Consider the math. Enterprise AI tools Salesforce, HubSpot Enterprise, Gartner subscriptions, Snowflake cost $50,000 to $500,000+ annually. Small businesses cannot afford them. But small businesses have the same operational needs: market analysis, product development, marketing, sales, support, CRM. The difference is in scale and specificity.

Building AI-native tools that serve these specific needs at $99–299/month is not a compromise. It is a fundamentally different business model one that the giants are structurally unable to pursue because their cost structures, sales motions, and shareholder expectations demand large enterprise contracts.

This is not a new pattern. It is the oldest pattern in economic history, updated for the age of artificial intelligence.
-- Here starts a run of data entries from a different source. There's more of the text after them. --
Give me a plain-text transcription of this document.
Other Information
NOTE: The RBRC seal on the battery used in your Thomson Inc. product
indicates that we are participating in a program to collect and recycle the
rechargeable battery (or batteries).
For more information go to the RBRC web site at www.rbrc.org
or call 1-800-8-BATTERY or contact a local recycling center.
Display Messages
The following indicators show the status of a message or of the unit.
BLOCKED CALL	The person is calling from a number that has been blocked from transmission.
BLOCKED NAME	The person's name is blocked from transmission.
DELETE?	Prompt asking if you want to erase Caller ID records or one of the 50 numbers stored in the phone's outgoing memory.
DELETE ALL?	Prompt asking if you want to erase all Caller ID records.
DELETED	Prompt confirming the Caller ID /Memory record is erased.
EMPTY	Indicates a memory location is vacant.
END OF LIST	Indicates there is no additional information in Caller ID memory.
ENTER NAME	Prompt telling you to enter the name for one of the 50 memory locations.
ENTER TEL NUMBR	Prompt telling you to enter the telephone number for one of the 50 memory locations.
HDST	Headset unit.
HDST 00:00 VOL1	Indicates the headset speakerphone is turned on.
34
The gleaners do not compete with the combines. They harvest what the combines leave behind. And in aggregate, the scattered grain adds up to a harvest of its own.

A Letter to the Displaced

If you are reading this as someone whose role was recently eliminated among the 80,000 tech workers laid off in Q1 2026, I want to be direct with you.

The skills you built inside a large organization are not worthless. They are misallocated. The enterprise that let you go did so because an AI agent can now perform the average version of your job. But the specific knowledge you accumulated from the edge cases you handled, the domain expertise you developed, the relationships you built, the judgment calls that no training data can replicate, that is the grain in the corners of the field.

The opportunity is not to compete with AI at the tasks AI does well. It is to identify the specific, contextual, deeply human problems that AI cannot solve and to build businesses around them, using AI as your infrastructure rather than your replacement.

The combines are coming. They have already arrived. But the fields are vast, the corners are many, and the grain that remains is more valuable than it has ever been precisely because the combines have made everything else abundant.

Pick up the grain. Build something specific. The gleaners' harvest is just beginning.